Geçtiğimiz hafta HÜMÖD (Hitit Üniversitesi Mezunları ve Öğrencileri Derneği) Başkanı sıfatıyla, Çorum Devlet Tiyatrosu ile ilgili bir basın açıklaması yayınlamıştım. Basın açıklamamda Tiyatronun, bireye ve topluma kazandırdıklarına değinirken, Çorum ve Üniversitemiz için ne derece önem arz ettiğini, üniversite şehri için tiyatronun olmazsa olmaz bir değer olduğunu ifade etmiştim. 

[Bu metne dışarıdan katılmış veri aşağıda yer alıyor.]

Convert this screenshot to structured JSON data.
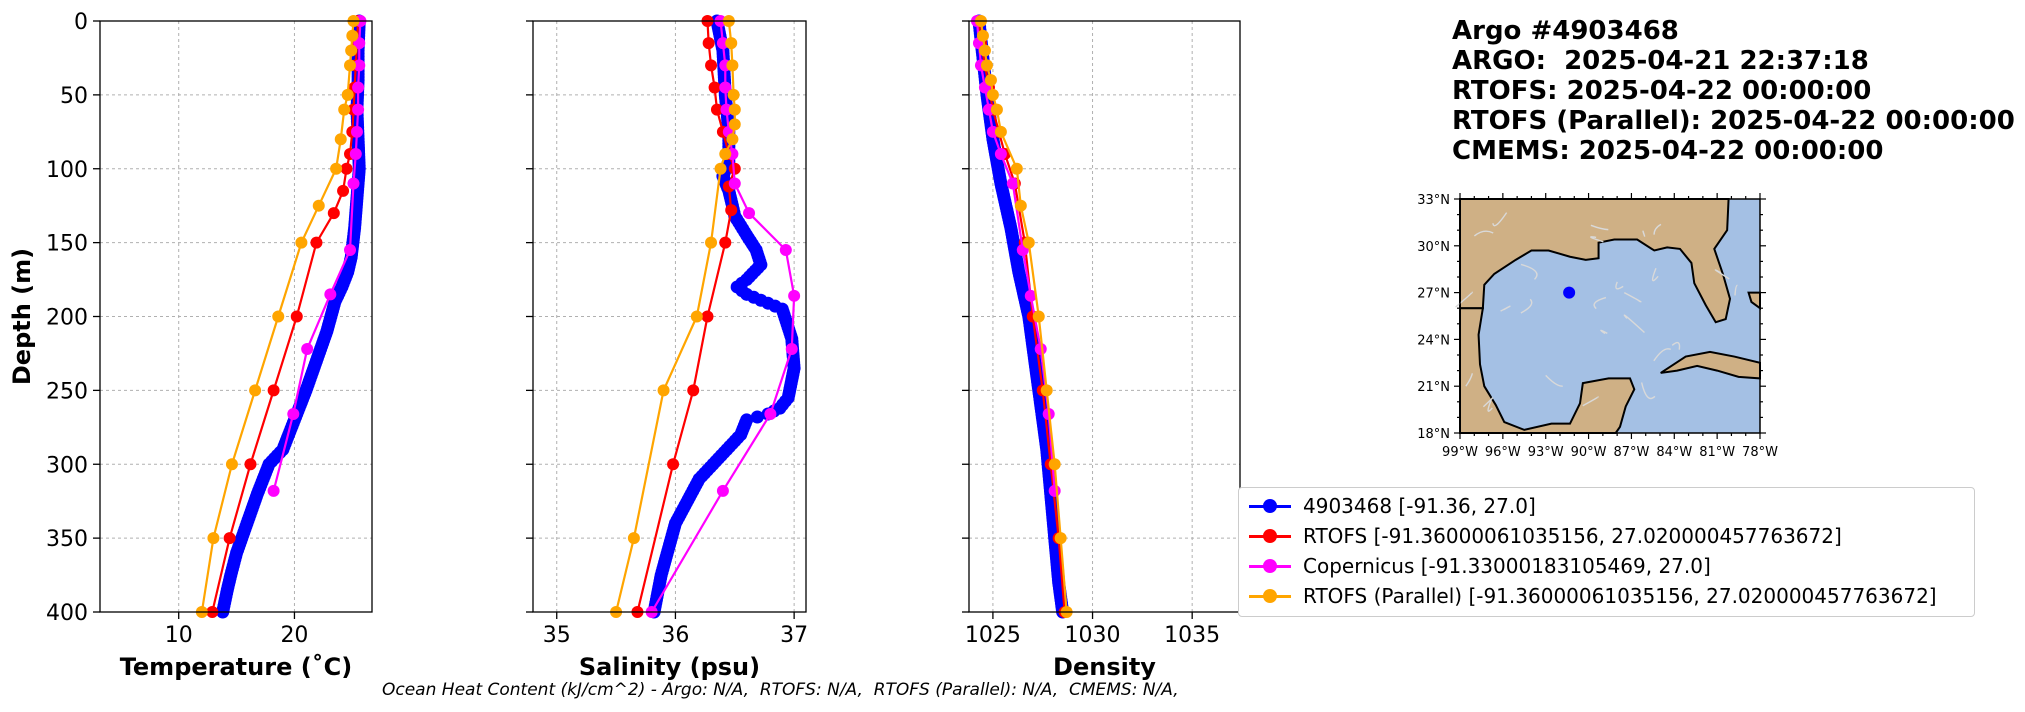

Hep daha iyiyi ve güzeli arzu ettiğimizi, bunun en doğal hakkımız olduğunu ve yeni beklentiler içinde bulunduğumuzu söylerken bir de öz eleştiri yapmış ve sahip olduğumuz değerlerinde farkında olmamız gerektiğini vurgulamıştım. 

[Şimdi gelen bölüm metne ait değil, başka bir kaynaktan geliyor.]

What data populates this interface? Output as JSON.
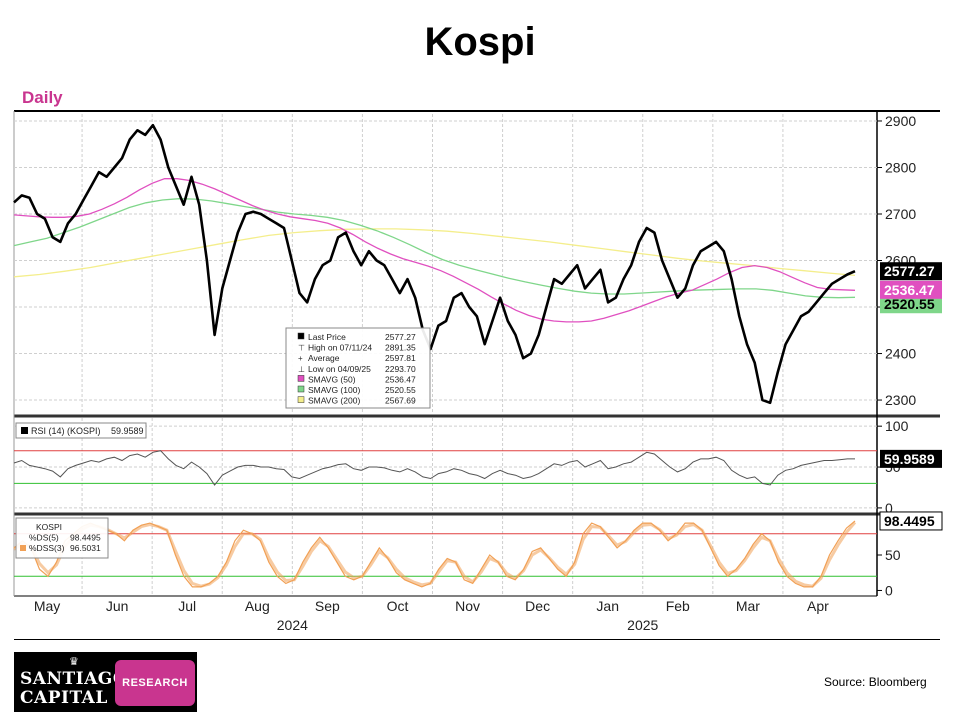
{
  "title": "Kospi",
  "period_label": "Daily",
  "source": "Source: Bloomberg",
  "logo": {
    "line1": "SANTIAGO",
    "line2": "CAPITAL",
    "badge": "RESEARCH"
  },
  "colors": {
    "price": "#000000",
    "sma50": "#e050c0",
    "sma100": "#7fd68a",
    "sma200": "#f4ee8c",
    "stoch": "#f1a055",
    "rsi": "#555555",
    "upper_band": "#e04040",
    "lower_band": "#30c030",
    "accent": "#c9358f"
  },
  "chart_data": [
    {
      "type": "line",
      "panel": "price",
      "x_axis": {
        "months": [
          "May",
          "Jun",
          "Jul",
          "Aug",
          "Sep",
          "Oct",
          "Nov",
          "Dec",
          "Jan",
          "Feb",
          "Mar",
          "Apr"
        ],
        "years": [
          "2024",
          "2025"
        ]
      },
      "yticks": [
        2300,
        2400,
        2500,
        2600,
        2700,
        2800,
        2900
      ],
      "ylim": [
        2270,
        2915
      ],
      "grid": true,
      "legend_position": "bottom-center",
      "legend": [
        {
          "name": "Last Price",
          "value": "2577.27"
        },
        {
          "name": "High on 07/11/24",
          "value": "2891.35"
        },
        {
          "name": "Average",
          "value": "2597.81"
        },
        {
          "name": "Low on 04/09/25",
          "value": "2293.70"
        },
        {
          "name": "SMAVG (50)",
          "value": "2536.47"
        },
        {
          "name": "SMAVG (100)",
          "value": "2520.55"
        },
        {
          "name": "SMAVG (200)",
          "value": "2567.69"
        }
      ],
      "last_labels": {
        "price": "2577.27",
        "sma50": "2536.47",
        "sma100": "2520.55"
      },
      "series": [
        {
          "name": "Last Price",
          "values": [
            2725,
            2740,
            2735,
            2700,
            2690,
            2650,
            2640,
            2680,
            2700,
            2730,
            2760,
            2790,
            2780,
            2800,
            2820,
            2860,
            2880,
            2870,
            2891,
            2860,
            2800,
            2760,
            2720,
            2780,
            2720,
            2600,
            2440,
            2540,
            2600,
            2660,
            2700,
            2705,
            2700,
            2690,
            2680,
            2670,
            2600,
            2530,
            2510,
            2560,
            2590,
            2600,
            2650,
            2660,
            2620,
            2590,
            2620,
            2600,
            2590,
            2560,
            2530,
            2560,
            2520,
            2450,
            2410,
            2460,
            2470,
            2520,
            2530,
            2500,
            2480,
            2420,
            2470,
            2520,
            2470,
            2440,
            2390,
            2400,
            2440,
            2500,
            2560,
            2550,
            2570,
            2590,
            2540,
            2560,
            2580,
            2510,
            2520,
            2560,
            2590,
            2640,
            2670,
            2660,
            2600,
            2560,
            2520,
            2540,
            2590,
            2620,
            2630,
            2640,
            2620,
            2560,
            2480,
            2420,
            2380,
            2300,
            2294,
            2360,
            2420,
            2450,
            2480,
            2490,
            2510,
            2530,
            2550,
            2560,
            2570,
            2577
          ]
        },
        {
          "name": "SMAVG (50)",
          "values": [
            2698,
            2696,
            2694,
            2693,
            2693,
            2695,
            2700,
            2710,
            2722,
            2736,
            2752,
            2766,
            2776,
            2776,
            2772,
            2764,
            2754,
            2742,
            2730,
            2718,
            2708,
            2700,
            2694,
            2690,
            2686,
            2680,
            2670,
            2656,
            2640,
            2626,
            2614,
            2604,
            2596,
            2588,
            2578,
            2566,
            2552,
            2538,
            2522,
            2507,
            2493,
            2482,
            2474,
            2470,
            2468,
            2468,
            2470,
            2476,
            2484,
            2492,
            2502,
            2512,
            2522,
            2530,
            2536,
            2548,
            2560,
            2574,
            2585,
            2589,
            2585,
            2576,
            2564,
            2552,
            2542,
            2538,
            2537,
            2536
          ]
        },
        {
          "name": "SMAVG (100)",
          "values": [
            2632,
            2640,
            2648,
            2660,
            2672,
            2686,
            2700,
            2714,
            2724,
            2730,
            2733,
            2732,
            2728,
            2722,
            2716,
            2710,
            2704,
            2700,
            2697,
            2693,
            2686,
            2676,
            2664,
            2650,
            2634,
            2617,
            2602,
            2590,
            2580,
            2571,
            2562,
            2554,
            2547,
            2540,
            2534,
            2530,
            2528,
            2528,
            2530,
            2532,
            2534,
            2536,
            2537,
            2538,
            2539,
            2539,
            2536,
            2530,
            2524,
            2521,
            2520,
            2521
          ]
        },
        {
          "name": "SMAVG (200)",
          "values": [
            2565,
            2570,
            2577,
            2585,
            2595,
            2605,
            2615,
            2625,
            2635,
            2645,
            2654,
            2660,
            2664,
            2667,
            2668,
            2668,
            2666,
            2663,
            2658,
            2652,
            2646,
            2640,
            2633,
            2626,
            2619,
            2612,
            2605,
            2599,
            2594,
            2589,
            2583,
            2578,
            2573,
            2568
          ]
        }
      ]
    },
    {
      "type": "line",
      "panel": "rsi",
      "legend": [
        {
          "name": "RSI (14) (KOSPI)",
          "value": "59.9589"
        }
      ],
      "last_label": "59.9589",
      "yticks": [
        0,
        50,
        100
      ],
      "ylim": [
        -5,
        110
      ],
      "bands": [
        70,
        30
      ],
      "values": [
        55,
        58,
        52,
        50,
        48,
        45,
        38,
        48,
        52,
        55,
        58,
        56,
        60,
        62,
        58,
        64,
        66,
        62,
        68,
        70,
        60,
        52,
        48,
        56,
        50,
        42,
        28,
        40,
        45,
        50,
        52,
        52,
        50,
        50,
        48,
        47,
        38,
        36,
        40,
        44,
        48,
        50,
        53,
        54,
        48,
        46,
        50,
        50,
        49,
        46,
        44,
        48,
        44,
        38,
        36,
        42,
        44,
        48,
        46,
        42,
        40,
        36,
        42,
        46,
        42,
        40,
        36,
        38,
        42,
        48,
        54,
        52,
        56,
        58,
        50,
        54,
        58,
        48,
        50,
        54,
        56,
        62,
        68,
        66,
        58,
        50,
        44,
        48,
        56,
        60,
        60,
        62,
        58,
        46,
        40,
        36,
        38,
        30,
        28,
        40,
        46,
        48,
        52,
        54,
        56,
        58,
        58,
        59,
        60,
        60
      ]
    },
    {
      "type": "line",
      "panel": "stochastic",
      "legend": [
        {
          "name": "KOSPI",
          "value": ""
        },
        {
          "name": "%DS(5)",
          "value": "98.4495"
        },
        {
          "name": "%DSS(3)",
          "value": "96.5031"
        }
      ],
      "last_label": "98.4495",
      "yticks": [
        0,
        50
      ],
      "ylim": [
        -5,
        105
      ],
      "bands": [
        80,
        20
      ],
      "series": [
        {
          "name": "%DS(5)",
          "values": [
            60,
            70,
            60,
            30,
            20,
            40,
            70,
            80,
            90,
            95,
            90,
            85,
            80,
            70,
            85,
            92,
            95,
            90,
            85,
            50,
            20,
            5,
            5,
            10,
            20,
            40,
            70,
            85,
            80,
            70,
            40,
            20,
            10,
            15,
            40,
            60,
            75,
            60,
            40,
            20,
            15,
            20,
            40,
            60,
            45,
            25,
            15,
            10,
            5,
            10,
            30,
            45,
            40,
            15,
            10,
            30,
            50,
            40,
            20,
            15,
            30,
            55,
            60,
            45,
            30,
            20,
            40,
            80,
            95,
            90,
            75,
            60,
            70,
            85,
            95,
            95,
            85,
            70,
            80,
            95,
            95,
            85,
            60,
            35,
            20,
            30,
            45,
            65,
            80,
            70,
            40,
            20,
            10,
            5,
            5,
            20,
            50,
            70,
            88,
            98
          ]
        },
        {
          "name": "%DSS(3)",
          "values": [
            58,
            66,
            62,
            38,
            25,
            36,
            62,
            76,
            86,
            92,
            90,
            86,
            80,
            74,
            82,
            90,
            93,
            90,
            85,
            56,
            28,
            10,
            6,
            9,
            18,
            36,
            62,
            80,
            80,
            72,
            46,
            26,
            14,
            15,
            34,
            55,
            70,
            62,
            44,
            26,
            18,
            20,
            36,
            55,
            46,
            30,
            18,
            12,
            8,
            10,
            26,
            42,
            40,
            20,
            12,
            26,
            45,
            40,
            24,
            17,
            28,
            50,
            57,
            46,
            33,
            23,
            37,
            72,
            90,
            89,
            77,
            64,
            69,
            82,
            92,
            93,
            86,
            73,
            78,
            90,
            93,
            85,
            63,
            40,
            24,
            28,
            42,
            60,
            75,
            70,
            45,
            25,
            13,
            8,
            6,
            17,
            43,
            64,
            82,
            96
          ]
        }
      ]
    }
  ]
}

Nitekim o gün basın açıklamamızda ne söylediysem, görüşlerimin aynen arkasında olduğumu bu köşeden tekrar belirtmek isterim.  
Açıklamamın arkasından, Devlet Tiyatrosu müdürümüz Sayın İbrahim Yıldız’dan, çeşitli sivil toplum kuruluşu temsilcilerinden ve vatandaşlardan teşekkür ve tebrikler aldım. Devlet Tiyatrosu Müdürü Yıldız, göndermiş olduğu yazılı mesajda bizlere teşekkür ederken, cuma, cumartesi ve pazar günü sergiledikleri oyunlara daha çok seyirci çekebilme amacında olduklarını ifade etmekteydi. Suare oyunlarında doluluk oranlarının memnuniyet verici olduğunu buna karşın Cumartesi 14.00 seanslarının %50-60 arasında kaldığını belirtmekteydi. Yıldız, %50-60 doluluk oranının, sahnesi olan iller arasında en düşük durumda kalmamıza neden olduğunun da altını çiziyordu. Bu arada, çevre iller arasında yalnızca Çorum ve Samsun’da tiyatro sahnesi olduğunu öğreniyordum. 
Tüm bunlar, hem yazar hem STK temsilcisi ve yöneticisi olarak,  üzerimizdeki sorumluluğun bir kat daha artmasına neden olmuştu. Hemen arkasından tüm üyelerimize mesaj gönderip hafta sonu 14.00 seansındaki tiyatro oyununda birlikte olmayı teklif ettim. Tiyatroya gittiğimde, sonuç mükemmeldi.
 
Tiyatro sonrası üniversite öğrencileriyle, kendilerinin Çorum’da sanatsal ve kültürel faaliyetlere bakış açılarını öğrenmek ve görüşlerini almak maksadıyla kısa bir toplantı yaptık. Tüm öğrenciler, birlikte tiyatroya gelmiş olmaktan ötürü fevkalade mutluydular. Toplantımız esnasında ortaya çok fikir çıktı. Bunları burada paylaşmam mümkün değil ancak özellikle dikkatimi çeken bir husus, bazı öğrencilerimizin hayatlarında ilk kez tiyatroya geliyor olmalarıydı. 
Bu durum onların suçu mu derseniz?
Kesinlikle hayır!
Öğrencilerimizin üniversiteye gelene kadar tiyatroya gitmemiş olmaları, onlara bu fırsatları sunmayanların düşünmesi gereken bir durumdur. 
Bir diğer husus ise, hangi oyunun hangi tarihte ve hangi saatte sergileneceğine dair yeterli tanıtımın yapılmadığına dairdi. Öğrenciler, gerek şehirde, gerekse üniversite ve öğrenci yurtlarında herkesin görebileceği muhtelif noktalara yerleştirilecek kültür sanat ilan panoları sayesinde tiyatro vb. gibi etkinlere katılım daha yüksek olacağını belirttiler. Bu konuda elçiye zeval olmaz sanırım. 
Sonuç olarak, hafta sonu tiyatroya giden öğrencilerimizden çoğunun aklındaki, tiyatroya dair algılarda büyük değişiklik olduğu inancındayım. Bu algı değişikliğinden de büyük mutluluk duyuyorum. 
Ama asıl mesele şu, bu ve benzeri etkinliklerin sürdürülebilir olması. Eğer sürdürülebilirliği sağlayabilirsek işte o zaman başarılı olduk demektir. Bu noktada görev yine biz Çorum paydaşlarına düşmektedir.